Neue Impulse für Mechanismen, die breite Akzeptanz finden, sind angesichts der Verhältnisse in Ungarn und Polen zu begrüßen: In Bezug auf das Rechtsstaatsverfahren gegen Ungarn hatte das Europäische Parlament im Rahmen einer Entschließung am 12. September 2018 einen Vorschlag für einen Beschluss des Rates zur Feststellung der eindeutigen Gefahr einer schwerwiegenden Verletzung der Grundwerte der Europäischen Union durch Ungarn gemäß den Vorgaben des Art. 7 Abs. 1 EUV vorgelegt. In diesem Dokument wird der Regierung in Budapest vorgeworfen, den Rechtsstaat auszuhöhlen und Nichtregierungsorganisationen zu drangsalieren. 448 Mandatsträger sprachen sich bei nur 197 Gegenstimmen für Konsequenzen aus. Damit sind die EU-Mitgliedstaaten erstmals durch das Parlament – und nicht durch die Kommission – aufgefordert, sich für die Einleitung eines Verfahrens nach Art. 7 Abs. 1 EUV auszusprechen. Seitens Ungarns habe zwar – so das EU-Parlament – „immer die Bereitschaft zu Erörterungen bestanden“, konkrete Maßnahmen in Fragen der Unabhängigkeit von Justiz, Meinungsfreiheit, Religionsfreiheit, Gleichbehandlung und Minderheitenschutz seien jedoch ausgeblieben.

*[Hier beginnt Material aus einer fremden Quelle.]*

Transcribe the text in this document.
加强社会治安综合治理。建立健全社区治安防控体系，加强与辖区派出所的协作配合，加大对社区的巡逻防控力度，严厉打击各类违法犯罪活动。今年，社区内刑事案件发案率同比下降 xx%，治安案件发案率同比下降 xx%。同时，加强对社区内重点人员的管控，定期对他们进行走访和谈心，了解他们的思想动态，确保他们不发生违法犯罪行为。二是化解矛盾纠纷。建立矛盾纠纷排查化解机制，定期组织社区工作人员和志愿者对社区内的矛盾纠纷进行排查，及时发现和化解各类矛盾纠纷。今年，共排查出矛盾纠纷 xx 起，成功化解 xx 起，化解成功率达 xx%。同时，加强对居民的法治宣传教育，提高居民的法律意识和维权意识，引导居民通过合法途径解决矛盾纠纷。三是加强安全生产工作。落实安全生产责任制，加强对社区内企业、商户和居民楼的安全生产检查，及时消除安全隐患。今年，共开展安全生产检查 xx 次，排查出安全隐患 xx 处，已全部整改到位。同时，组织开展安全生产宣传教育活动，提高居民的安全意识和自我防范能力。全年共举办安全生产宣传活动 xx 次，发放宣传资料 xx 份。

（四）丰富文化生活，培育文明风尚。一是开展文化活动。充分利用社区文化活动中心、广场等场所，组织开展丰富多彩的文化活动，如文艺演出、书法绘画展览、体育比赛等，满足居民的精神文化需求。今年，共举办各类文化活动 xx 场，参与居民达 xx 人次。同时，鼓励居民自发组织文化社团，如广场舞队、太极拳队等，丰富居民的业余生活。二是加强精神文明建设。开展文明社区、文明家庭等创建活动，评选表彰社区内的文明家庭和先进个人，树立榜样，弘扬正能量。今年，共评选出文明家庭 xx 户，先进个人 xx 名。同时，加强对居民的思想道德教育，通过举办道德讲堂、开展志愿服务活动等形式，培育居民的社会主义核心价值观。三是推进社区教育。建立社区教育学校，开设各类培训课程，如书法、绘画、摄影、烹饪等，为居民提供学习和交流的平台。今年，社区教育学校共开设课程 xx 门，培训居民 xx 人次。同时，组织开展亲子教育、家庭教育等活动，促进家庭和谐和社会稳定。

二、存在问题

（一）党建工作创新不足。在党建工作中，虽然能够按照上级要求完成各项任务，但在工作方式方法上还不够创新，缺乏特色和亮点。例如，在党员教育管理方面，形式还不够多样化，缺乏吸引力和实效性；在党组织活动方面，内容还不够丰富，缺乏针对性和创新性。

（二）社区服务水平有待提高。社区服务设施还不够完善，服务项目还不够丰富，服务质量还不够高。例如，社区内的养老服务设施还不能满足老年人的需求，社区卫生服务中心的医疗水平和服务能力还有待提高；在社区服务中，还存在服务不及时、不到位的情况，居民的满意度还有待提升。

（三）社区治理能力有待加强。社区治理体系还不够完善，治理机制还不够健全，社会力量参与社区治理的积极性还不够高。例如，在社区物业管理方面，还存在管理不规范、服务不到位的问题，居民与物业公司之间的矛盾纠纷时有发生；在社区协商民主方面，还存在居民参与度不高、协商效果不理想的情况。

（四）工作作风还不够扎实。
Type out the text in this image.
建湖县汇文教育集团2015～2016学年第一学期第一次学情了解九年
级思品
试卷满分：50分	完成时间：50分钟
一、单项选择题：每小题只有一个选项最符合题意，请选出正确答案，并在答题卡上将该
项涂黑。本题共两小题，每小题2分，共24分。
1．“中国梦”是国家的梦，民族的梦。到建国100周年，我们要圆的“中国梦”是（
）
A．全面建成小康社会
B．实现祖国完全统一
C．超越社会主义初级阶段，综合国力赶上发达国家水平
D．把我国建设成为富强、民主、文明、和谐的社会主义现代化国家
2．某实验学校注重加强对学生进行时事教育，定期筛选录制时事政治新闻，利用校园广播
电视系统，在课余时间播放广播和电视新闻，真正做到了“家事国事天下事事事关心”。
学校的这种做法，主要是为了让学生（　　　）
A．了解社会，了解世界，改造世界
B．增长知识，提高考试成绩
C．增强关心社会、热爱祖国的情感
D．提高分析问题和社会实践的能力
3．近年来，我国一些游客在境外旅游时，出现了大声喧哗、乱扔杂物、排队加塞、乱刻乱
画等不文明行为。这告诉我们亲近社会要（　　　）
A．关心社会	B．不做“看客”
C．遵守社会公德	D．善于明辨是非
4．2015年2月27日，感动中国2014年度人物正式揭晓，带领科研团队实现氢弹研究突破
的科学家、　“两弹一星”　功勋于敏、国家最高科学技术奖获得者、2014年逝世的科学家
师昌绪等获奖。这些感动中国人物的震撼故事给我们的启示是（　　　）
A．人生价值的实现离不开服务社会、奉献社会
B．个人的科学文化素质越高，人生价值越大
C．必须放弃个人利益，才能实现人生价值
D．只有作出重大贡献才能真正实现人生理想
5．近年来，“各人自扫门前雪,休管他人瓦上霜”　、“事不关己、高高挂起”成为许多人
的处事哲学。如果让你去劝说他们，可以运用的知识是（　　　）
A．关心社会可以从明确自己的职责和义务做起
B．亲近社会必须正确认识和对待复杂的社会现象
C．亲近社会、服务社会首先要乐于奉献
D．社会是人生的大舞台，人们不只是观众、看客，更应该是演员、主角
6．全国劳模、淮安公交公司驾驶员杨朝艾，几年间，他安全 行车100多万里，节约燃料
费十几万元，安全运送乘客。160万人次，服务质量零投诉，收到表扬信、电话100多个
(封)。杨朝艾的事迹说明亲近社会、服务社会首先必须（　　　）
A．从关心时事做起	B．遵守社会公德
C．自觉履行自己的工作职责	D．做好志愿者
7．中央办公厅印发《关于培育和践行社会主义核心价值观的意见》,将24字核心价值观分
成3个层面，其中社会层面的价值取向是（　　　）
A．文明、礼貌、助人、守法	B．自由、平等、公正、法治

Hinsichtlich des laufenden Rechtsstaatsverfahrens gegen Polen entsprach die polnische Regierung den Anordnungen aus Brüssel und setzte zwangspensionierte Richter wieder in den Dienst. Nun richtet die EU-Kommission ihre kritische Aufmerksamkeit auf neu eingerichtete sog. Disziplinarkammern, die über solche Richter polnischer Gerichte Disziplinarmaßnahmen verhängen sollen, deren Urteile (juristisch) in Zweifel gezogen werden. Hier besteht der Verdacht, dass weniger juristische Mängel, als vielmehr die Konformität mit der politischen Linie der Regierungspartei zum Beurteilungsmaßstab gemacht werden könnte. Damit zeigt sich, dass in Polen das Rechtsstaatsverfahren zum jetzigen Zeitpunkt nur eingeschränkt zur Rückkehr zu rechtsstaatlichen Verhältnissen geführt hat. Der Kampf um rechtsstaatliche Verhältnisse scheint einem Kampf mit der Hydra zu gleichen: Schlägt man einen Kopf ab – wie mit dem Eil-Beschluss gegen Polen im Oktober 2018 geschehen – wachsen weitere Köpfe nach. Es ist zu hoffen, dass die vorstehend genannten informellen und von den Verträgen losgelösten Instrumente eine echte Chance bieten, die Bereitschaft zur Einsicht der beiden mittelosteuropäischen Staaten zu verbessern und auch in den übrigen Mitgliedstaaten der Europäischen Union die Wahrung von Rechtsstaatlichkeit und Demokratie zur vornehmsten Staatszielbestimmung zu machen.